LGRU Abstracting Craft: Federated Publishing 
Monday, September 10, 2012, 22:50


here's an outline for the upcoming research meeting at WORM of the 'Libre Graphics Research Unit', which I am organizing in collaboration with the excellent FLOSS Manuals.

We comprised a programme of lectures, project presentations and writing sessions revolving around the theme of 'Federated Publishing', with guests including Nuraini Juliastuti, Marcell Mars, Sacha van Geffen, Mick Fuzz and Eric Kluitenberg + a netlabel presentation of Panospria with scant intone + freida abtan + martijn comes + ∆D∆E∆W∆ + special guests: ike yard

please find more info via http://worm.org,

and/or have a read below:

"Federated publishing takes all of the concepts of ease of online book
production, collaboration, and reuse - and applies them to a new
networked model of publishing.

Federation is not new to the web, Email is a federated system - it
doesn't matter where you have your email account you can still
communicate with other people who have email accounts elsewhere. However
federation of this kind is not the architecture of choice for
monopolistic social network enterprises like Facebook. Facebook will not
enable you to install your own Facebook for your business or school, nor
does it enable communication between users on Facebook and users on
other social networks.

We want a federated architecture for online book production and
publishing. Anyone should be able to set up their own online book
production/publishing service and share books with other book
production/publishing networks. Enabling anyone to reuse any book, anywhere.

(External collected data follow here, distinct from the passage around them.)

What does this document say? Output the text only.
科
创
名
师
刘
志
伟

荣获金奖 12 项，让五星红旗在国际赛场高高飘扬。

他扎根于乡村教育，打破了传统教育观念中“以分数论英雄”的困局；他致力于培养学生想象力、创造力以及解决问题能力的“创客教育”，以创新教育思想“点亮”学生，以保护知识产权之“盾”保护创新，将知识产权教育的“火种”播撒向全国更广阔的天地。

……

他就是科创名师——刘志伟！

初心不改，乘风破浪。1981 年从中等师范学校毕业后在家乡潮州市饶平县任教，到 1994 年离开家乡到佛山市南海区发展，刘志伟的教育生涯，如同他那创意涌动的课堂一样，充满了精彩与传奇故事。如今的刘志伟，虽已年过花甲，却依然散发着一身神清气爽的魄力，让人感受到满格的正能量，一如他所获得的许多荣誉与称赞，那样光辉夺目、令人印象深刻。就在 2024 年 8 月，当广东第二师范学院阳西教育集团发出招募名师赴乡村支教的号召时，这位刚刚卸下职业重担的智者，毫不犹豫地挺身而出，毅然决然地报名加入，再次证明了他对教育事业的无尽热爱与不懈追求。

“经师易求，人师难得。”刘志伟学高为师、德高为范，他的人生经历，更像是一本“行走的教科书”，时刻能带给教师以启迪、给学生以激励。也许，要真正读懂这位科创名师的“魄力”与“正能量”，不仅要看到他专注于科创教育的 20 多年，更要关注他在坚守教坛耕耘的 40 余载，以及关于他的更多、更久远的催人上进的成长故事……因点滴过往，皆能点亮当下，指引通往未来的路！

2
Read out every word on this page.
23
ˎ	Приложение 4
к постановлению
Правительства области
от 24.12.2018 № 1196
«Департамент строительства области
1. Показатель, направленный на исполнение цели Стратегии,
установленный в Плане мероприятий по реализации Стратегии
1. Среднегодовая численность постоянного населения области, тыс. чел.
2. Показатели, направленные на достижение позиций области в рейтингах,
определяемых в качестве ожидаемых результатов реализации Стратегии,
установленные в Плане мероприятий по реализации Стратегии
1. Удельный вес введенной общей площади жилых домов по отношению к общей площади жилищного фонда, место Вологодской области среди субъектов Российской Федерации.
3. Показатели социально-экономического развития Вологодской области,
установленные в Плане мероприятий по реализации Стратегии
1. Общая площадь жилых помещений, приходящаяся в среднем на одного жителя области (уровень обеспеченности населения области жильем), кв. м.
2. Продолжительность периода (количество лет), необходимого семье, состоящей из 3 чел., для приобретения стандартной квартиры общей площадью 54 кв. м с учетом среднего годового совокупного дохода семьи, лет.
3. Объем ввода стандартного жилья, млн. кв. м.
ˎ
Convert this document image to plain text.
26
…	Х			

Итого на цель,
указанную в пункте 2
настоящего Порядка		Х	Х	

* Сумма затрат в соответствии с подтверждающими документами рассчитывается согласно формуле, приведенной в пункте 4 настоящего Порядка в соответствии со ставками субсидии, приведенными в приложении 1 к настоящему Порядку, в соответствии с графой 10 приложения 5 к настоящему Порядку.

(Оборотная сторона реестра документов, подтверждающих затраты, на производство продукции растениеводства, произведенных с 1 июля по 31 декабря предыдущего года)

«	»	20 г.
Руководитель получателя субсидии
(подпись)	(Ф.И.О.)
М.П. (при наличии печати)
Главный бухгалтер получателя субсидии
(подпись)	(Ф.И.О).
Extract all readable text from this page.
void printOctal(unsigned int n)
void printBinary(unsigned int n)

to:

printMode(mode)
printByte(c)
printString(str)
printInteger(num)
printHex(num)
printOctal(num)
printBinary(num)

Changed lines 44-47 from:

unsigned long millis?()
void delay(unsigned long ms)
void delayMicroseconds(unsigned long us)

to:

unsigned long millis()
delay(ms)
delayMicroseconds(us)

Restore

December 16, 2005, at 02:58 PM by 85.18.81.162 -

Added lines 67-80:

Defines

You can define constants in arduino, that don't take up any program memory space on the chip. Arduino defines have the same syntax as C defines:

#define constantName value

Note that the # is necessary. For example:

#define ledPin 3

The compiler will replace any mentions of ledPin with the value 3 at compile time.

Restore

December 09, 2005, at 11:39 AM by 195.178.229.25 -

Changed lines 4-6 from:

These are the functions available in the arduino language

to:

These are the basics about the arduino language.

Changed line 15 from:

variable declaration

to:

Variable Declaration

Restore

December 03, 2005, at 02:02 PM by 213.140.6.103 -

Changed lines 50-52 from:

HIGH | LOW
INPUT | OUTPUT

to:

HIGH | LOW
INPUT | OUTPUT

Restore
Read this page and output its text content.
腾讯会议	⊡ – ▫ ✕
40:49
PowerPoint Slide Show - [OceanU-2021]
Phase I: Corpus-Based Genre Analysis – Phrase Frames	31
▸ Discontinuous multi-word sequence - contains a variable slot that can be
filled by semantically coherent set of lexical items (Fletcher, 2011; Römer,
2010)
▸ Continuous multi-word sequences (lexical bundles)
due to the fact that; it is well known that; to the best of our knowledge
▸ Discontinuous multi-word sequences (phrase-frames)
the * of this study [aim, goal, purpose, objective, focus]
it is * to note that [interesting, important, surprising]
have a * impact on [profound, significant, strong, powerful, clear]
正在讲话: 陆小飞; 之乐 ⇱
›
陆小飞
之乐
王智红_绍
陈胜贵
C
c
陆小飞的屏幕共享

Federated Publishing supports traditional, established book production
techniques while fueling radically different approaches. To achieve
healthy Federated Publishing on the web 4 key elements need to be built up:

* Free content
* Federated book production platforms
* People participating
* Economic models
There is currently not a prolific exploration of this model. Federated
Publishing is currently only illustrated, I believe, by FLOSS Manuals.
In FLOSS Manuals anyone can clone or migrate a book to another platform,
reuse and change the book without permission, and publish it wherever
they like. This is Federated Publishing.

Federated Publishing was anticipated by this astonishing passage from
Marshall McLuhan ("Predicting Communication via the Internet (1966)",
interview with Robert Fulford, May 8, 1966, on CBC’s This Hour Has Seven
Days):

"Instead of going out and buying a packaged book of which there have
been five thousand copies printed, you will go to the telephone,
describe your interests, your needs, your problems’ and they at once
Xerox with the help of computers from libraries all over the world, all
the latest material for you personally, not as something to be put out
on a bookshelf. They send you the package as a direct personal service.
This is where we’re heading under electronic conditions. Products
increasingly are becoming services."
This passage is usually quoted as a prophesy of the Internet to come.
However it is not a vision of the Internet, but a vision of the book and
Federated Publishing. An open network of book production platforms
connecting people and books.

In contrast proprietary publishing dominates the search for new
distribution formats and economic models, reward systems for authors and
others, and fuels an unwillingness to make content interoperable on a
technical, legal, or social cultural level. It was this context McLuhan
imagined we were escaping. Federated Publishing provides this mechanism."